Gezichtsmasker van een Romeinse ruiter, gevonden in Harsova in Dacië

De laatste dag van het jaar, het laatste stukje over de Dacia Felix-tentoonstelling in het Gallo-Romeins museum in Tongeren. Die vertelt een complex verhaal over Thracische Geten, zeg maar de oerbevolking van het oostelijke Balkanschiereiland, over Griekse havensteden, over Skythische en Keltische immigranten, over het koninkrijk Dacië en tot slot de Romeinse provincia Dacia. De titel Dacia Felix staat op een munt uit het midden van de derde eeuw – het allereerste voorwerp dat de bezoeker ziet – en is nogal ironisch omdat de Romeinen het gebied twintig jaar later moesten ontruimen.

Romeins Dacië

Toen keizer Trajanus Dacië annexeerde, erfde hij een gebied waar de bevolking al sterk was afgenomen, deels doordat zijn tegenstander Decebalus legers had verspeeld in een oorlog tegen Domitianus – een deel van de krijgsgevangen Daciërs zal zijn geëindigd in het pas gebouwde Colosseum – en deels doordat velen waren omgekomen toen Trajanus het gebied binnenviel.
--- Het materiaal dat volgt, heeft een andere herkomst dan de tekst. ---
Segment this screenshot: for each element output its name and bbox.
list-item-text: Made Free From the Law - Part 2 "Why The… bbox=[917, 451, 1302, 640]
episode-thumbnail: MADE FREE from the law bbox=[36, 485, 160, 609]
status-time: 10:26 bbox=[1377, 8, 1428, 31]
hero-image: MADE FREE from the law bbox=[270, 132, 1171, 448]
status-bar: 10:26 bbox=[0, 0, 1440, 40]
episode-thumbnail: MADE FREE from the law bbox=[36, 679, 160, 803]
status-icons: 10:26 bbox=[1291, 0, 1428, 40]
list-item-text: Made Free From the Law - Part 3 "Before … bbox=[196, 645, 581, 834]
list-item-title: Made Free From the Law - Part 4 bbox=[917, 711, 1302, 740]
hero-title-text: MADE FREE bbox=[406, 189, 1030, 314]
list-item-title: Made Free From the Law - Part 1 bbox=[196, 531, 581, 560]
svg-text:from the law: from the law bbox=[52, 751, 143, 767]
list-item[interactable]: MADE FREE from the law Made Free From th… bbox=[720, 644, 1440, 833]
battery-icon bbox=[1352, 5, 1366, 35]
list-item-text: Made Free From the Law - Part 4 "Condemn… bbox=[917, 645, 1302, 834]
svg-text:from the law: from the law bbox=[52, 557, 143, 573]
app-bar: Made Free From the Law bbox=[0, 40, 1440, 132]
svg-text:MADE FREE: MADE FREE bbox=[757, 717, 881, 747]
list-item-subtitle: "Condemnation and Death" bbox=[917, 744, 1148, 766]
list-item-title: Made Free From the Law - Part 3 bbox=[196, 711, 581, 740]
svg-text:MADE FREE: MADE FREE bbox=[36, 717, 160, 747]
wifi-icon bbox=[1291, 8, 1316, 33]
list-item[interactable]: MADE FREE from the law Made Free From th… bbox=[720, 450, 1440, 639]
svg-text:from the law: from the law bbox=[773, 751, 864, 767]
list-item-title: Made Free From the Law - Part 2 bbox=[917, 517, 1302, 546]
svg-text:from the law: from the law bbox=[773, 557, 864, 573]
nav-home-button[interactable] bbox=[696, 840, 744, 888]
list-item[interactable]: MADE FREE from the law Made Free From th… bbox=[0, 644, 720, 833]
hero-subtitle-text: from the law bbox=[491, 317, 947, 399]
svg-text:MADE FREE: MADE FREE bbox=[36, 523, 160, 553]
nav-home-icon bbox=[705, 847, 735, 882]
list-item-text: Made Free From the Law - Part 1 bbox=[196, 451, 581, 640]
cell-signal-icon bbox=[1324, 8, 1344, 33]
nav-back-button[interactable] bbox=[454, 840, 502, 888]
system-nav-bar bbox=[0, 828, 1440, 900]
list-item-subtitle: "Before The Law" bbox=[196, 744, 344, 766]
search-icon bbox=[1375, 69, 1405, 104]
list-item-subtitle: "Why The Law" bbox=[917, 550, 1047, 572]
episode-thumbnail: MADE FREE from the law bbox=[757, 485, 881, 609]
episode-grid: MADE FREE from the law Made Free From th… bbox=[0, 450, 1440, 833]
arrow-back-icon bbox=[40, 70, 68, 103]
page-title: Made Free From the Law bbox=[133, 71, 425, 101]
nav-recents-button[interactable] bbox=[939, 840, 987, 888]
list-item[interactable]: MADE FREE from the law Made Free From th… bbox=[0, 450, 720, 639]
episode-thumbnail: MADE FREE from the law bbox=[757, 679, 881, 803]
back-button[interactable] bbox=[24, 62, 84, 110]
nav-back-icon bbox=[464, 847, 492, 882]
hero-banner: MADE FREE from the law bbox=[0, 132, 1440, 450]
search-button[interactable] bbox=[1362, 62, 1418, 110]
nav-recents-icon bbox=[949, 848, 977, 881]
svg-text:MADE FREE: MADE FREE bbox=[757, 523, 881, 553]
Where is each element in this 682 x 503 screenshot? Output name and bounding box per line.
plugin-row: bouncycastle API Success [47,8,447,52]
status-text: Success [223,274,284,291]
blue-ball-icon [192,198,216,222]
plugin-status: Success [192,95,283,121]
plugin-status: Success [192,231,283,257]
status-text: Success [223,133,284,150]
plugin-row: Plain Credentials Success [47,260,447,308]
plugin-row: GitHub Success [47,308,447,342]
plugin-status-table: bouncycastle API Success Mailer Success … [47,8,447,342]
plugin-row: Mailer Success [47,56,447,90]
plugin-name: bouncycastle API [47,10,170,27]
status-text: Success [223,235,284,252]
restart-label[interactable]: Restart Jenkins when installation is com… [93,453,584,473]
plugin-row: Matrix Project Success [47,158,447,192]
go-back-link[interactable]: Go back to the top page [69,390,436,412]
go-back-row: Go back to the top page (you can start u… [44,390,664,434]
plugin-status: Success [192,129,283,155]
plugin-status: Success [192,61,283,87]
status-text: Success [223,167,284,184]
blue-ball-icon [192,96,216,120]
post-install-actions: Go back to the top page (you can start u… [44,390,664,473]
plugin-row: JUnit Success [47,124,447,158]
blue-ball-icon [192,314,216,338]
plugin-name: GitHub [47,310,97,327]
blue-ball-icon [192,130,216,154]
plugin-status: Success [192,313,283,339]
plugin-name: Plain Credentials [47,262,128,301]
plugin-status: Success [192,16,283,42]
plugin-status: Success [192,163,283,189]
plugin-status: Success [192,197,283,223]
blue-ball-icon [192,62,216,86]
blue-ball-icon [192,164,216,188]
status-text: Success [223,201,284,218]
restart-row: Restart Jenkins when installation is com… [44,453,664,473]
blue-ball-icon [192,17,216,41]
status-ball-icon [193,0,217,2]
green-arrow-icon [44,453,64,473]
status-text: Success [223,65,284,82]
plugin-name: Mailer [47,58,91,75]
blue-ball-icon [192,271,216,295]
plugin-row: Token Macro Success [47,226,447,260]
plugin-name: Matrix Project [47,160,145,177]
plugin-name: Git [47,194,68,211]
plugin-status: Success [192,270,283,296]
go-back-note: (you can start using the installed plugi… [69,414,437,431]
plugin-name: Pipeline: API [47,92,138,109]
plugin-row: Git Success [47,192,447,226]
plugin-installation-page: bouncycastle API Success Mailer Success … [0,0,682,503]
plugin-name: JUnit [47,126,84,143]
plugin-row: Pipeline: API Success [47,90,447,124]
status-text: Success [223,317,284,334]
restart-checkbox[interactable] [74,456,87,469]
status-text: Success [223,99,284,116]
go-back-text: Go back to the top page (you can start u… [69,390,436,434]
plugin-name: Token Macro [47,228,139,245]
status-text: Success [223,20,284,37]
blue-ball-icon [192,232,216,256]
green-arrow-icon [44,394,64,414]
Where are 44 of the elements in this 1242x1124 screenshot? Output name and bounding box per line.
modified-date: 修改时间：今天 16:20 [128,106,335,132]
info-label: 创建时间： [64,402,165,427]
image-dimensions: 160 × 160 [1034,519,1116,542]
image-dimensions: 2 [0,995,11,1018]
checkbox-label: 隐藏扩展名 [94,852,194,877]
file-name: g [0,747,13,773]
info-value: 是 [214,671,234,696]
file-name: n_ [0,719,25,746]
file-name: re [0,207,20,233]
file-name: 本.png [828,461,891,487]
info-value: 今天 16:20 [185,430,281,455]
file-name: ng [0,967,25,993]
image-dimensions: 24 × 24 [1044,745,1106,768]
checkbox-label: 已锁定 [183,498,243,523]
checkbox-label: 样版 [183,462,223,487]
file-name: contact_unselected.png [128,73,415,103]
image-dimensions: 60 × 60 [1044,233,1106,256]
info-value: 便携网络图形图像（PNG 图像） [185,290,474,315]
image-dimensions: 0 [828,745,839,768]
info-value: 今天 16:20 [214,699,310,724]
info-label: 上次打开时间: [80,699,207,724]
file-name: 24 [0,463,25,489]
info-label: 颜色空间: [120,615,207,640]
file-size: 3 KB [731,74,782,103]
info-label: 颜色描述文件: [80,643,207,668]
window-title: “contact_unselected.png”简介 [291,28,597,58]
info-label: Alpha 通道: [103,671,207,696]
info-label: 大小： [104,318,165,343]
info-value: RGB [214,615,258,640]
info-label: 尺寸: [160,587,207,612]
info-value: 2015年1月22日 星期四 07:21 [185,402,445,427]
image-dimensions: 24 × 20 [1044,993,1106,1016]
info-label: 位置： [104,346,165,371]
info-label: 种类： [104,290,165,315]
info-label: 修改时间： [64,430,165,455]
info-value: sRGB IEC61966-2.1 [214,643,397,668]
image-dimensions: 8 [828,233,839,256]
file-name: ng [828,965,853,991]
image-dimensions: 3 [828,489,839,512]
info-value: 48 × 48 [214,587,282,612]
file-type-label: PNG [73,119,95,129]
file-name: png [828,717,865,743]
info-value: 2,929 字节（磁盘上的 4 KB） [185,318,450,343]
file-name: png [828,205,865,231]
De Zuil van Trajanus toont het platbranden van nederzettingen, de deportatie van hele gezinnen en legionairs die de hoofden van gesneuvelde Dacische soldaten aan hun commandant aanbieden.

De grote tempel van Ulpia Sarmizegetusa

Het gebied kreeg een nieuwe hoofdstad, Ulpia Sarmizegetusa, en werd door Romeinse ingenieurs voorzien van nieuwe wegen en steden. Business as usual, zou je denken, maar Trajanus kon geen beroep doen op de plaatselijke elite. Die was er immers niet langer. In plaats daarvan lijken mensen uit het Middellandse Zee-gebied te zijn gevestigd in het veroverde land. Hun taal, het Latijn, is de voorganger van het huidige Roemeens. Tot de soldaten die hier werden gestationeerd, behoorden ook Bataven en Tungriërs. Een mooie inscriptie op de tentoonstelling vermeldt hoe een groep ruiters uit het land rond Tongeren keizer Caracalla eert.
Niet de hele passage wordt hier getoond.